Em cerimônia de premiação enxuta, 36° Festival de Gramado quer menos badalação e mais cinema

GRAMADO - O aguardado frio da serra gaúcha não chegou, e a noite de premiação do 36° Festival de Cinema de Gramado, neste sábado (16/08), começou quente mesmo. E assim permaneceu. Apesar das mudanças que vêm sendo feitas no conceito do evento nos últimos três anos para diminuir a badalação e aumentar o debate sobre cinema, a tietagem resiste. Mas não esteve em primeiro plano.

Fabio Prikladnicki |

Desde o final da tarde, uma multidão se juntou dos dois lados das cercas de metal que isolavam o tapete vermelho por onde desfilaram as estrelas - e também os anônimos que conseguiram ingresso para assistir à cerimônia, em seus 15 segundos de fama, em direção ao Palácio dos Festivais.

No meio do caminho, a dupla Vesgo e Sílvio, do Pânico na TV (eles mesmos recebidos como celebridades), vestidos de gaúchos, e o homem de preto Rafael Cortez, do programa CQC, provocaram os artistas. Passaram pelo tapete nomes como Tarcísio Filho, Daniela Escobar, Rosamaria Murtinho, Marcos Paulo e Leandra Leal.

Do lado de dentro, a cerimônia de entrega dos kikitos foi enxuta. Terminou em cerca de uma hora e meia, e parece que ficou bem. No início, um susto: durante a premiação dos curtas-metragens, a energia caiu por pouco mais do que um minuto, e o público ficou sob iluminação de emergência.

Luzes restabelecidas, os atores Bárbara Borges e Marcio Kieling fizeram nova entrada para apresentar os melhores curtas. E o salto de um dos sapatos de Bárbara quebrou. Será uma vingança?, brincou ao microfone, engatando um rápido diálogo em que os dois aproveitaram para fazer publicidade de Vingança, de Paulo Pons, filme em que atuam (e que não levou nenhum kikito).

Os dois longas-metragens brasileiros mais elogiados durante a mostra competitiva foram contemplados, mesmo que A Festa da Menina Morta, de Matheus Nachtergaele, tenha ganhado o prêmio especial do júri, e não o kikito de melhor longa-metragem brasileiro, o prêmio mais cobiçado, que ficou com Nome Próprio, de Murilo Salles.

Matheus, no entanto, subiu ao palco mais vezes: seu filme levou dois Troféus Cidade de Gramado por ter sido o melhor na opinião da crítica e do júri popular. Quando falou ao microfone, homenageou Dorival Caymmi, falecido neste sábado. Pediu para que a técnica abaixasse o som e conclamou a platéia a cantar junto Maracangalha.

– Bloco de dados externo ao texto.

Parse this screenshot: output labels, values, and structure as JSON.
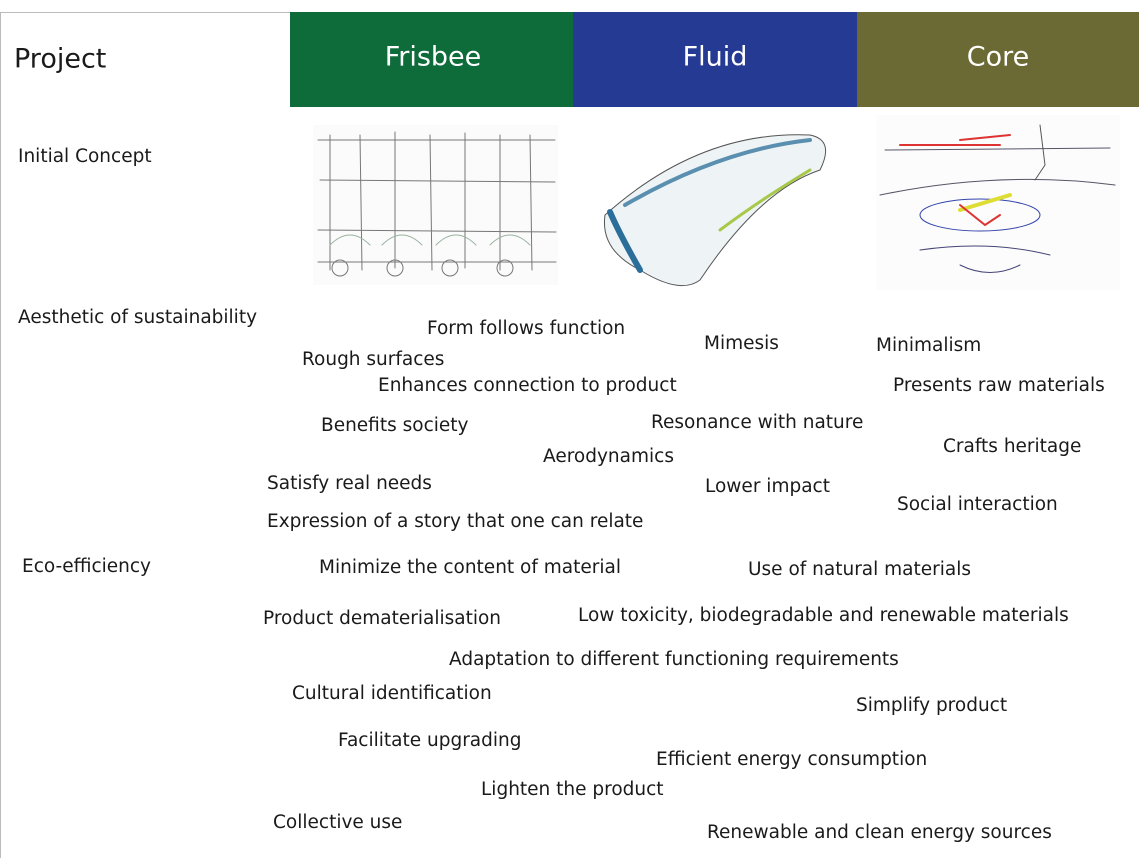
{
  "header": {
    "label": "Project",
    "columns": [
      "Frisbee",
      "Fluid",
      "Core"
    ]
  },
  "rows": [
    "Initial Concept",
    "Aesthetic of sustainability",
    "Eco-efficiency"
  ],
  "terms": [
    "Form follows function",
    "Mimesis",
    "Minimalism",
    "Rough surfaces",
    "Enhances connection to product",
    "Presents raw materials",
    "Benefits society",
    "Resonance with nature",
    "Crafts heritage",
    "Aerodynamics",
    "Satisfy real needs",
    "Lower impact",
    "Social interaction",
    "Expression of a story that one can relate",
    "Minimize the content of material",
    "Use of natural materials",
    "Product dematerialisation",
    "Low toxicity, biodegradable and renewable materials",
    "Adaptation to different functioning requirements",
    "Cultural identification",
    "Simplify product",
    "Facilitate upgrading",
    "Efficient energy consumption",
    "Lighten the product",
    "Collective use",
    "Renewable and clean energy sources"
  ]
}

Domingos Oliveira foi escolhido o melhor diretor de longas brasileiros, troféu que fez justiça a Juventude, exibido na quinta-feira, o filme mais aplaudido pela platéia entre os concorrentes da mostra competitiva.

Na premiação dos longas estrangeiros, ficou clara a intenção de Gramado em se consolidar como um festival latino-americano. Os dois únicos concorrentes da categoria filmados fora das Américas - a produção luso-brasileira localizada em Portugal (e falada com sotaque de lá) O Mistério da Estrada de Sintra e o documentário cabo-verdiano Mindelo - Atrás de Horizonte - foram ignorados pelo júri oficial e ficaram sem nenhum kikito.

O colombiano Perro Come Perro, de Carlos Moreno, que surpreendeu positivamente durante o festival, perdeu o troféu de melhor filme estrangeiro para o mexicano Cochochi, de Israel Cardenas e Laura Amelia Guzman. Moreno (que não estava presente) ficou com o de melhor diretor.

Em meio à distribuição dos kikitos, foram lembradas as personalidades homenageadas este ano em Gramado, que haviam passado pelo tapete vermelho durante a semana: os atores Renato Aragão (Homenagem Especial da Cidade de Gramado) e Walmor Chagas (Troféu Oscarito), o cineasta Júlio Bressane (Troféu Eduardo Abelin) e o diretor cubano Julio García Espinosa (Kikito de Cristal), que não pôde comparecer ao festival por motivos de saúde.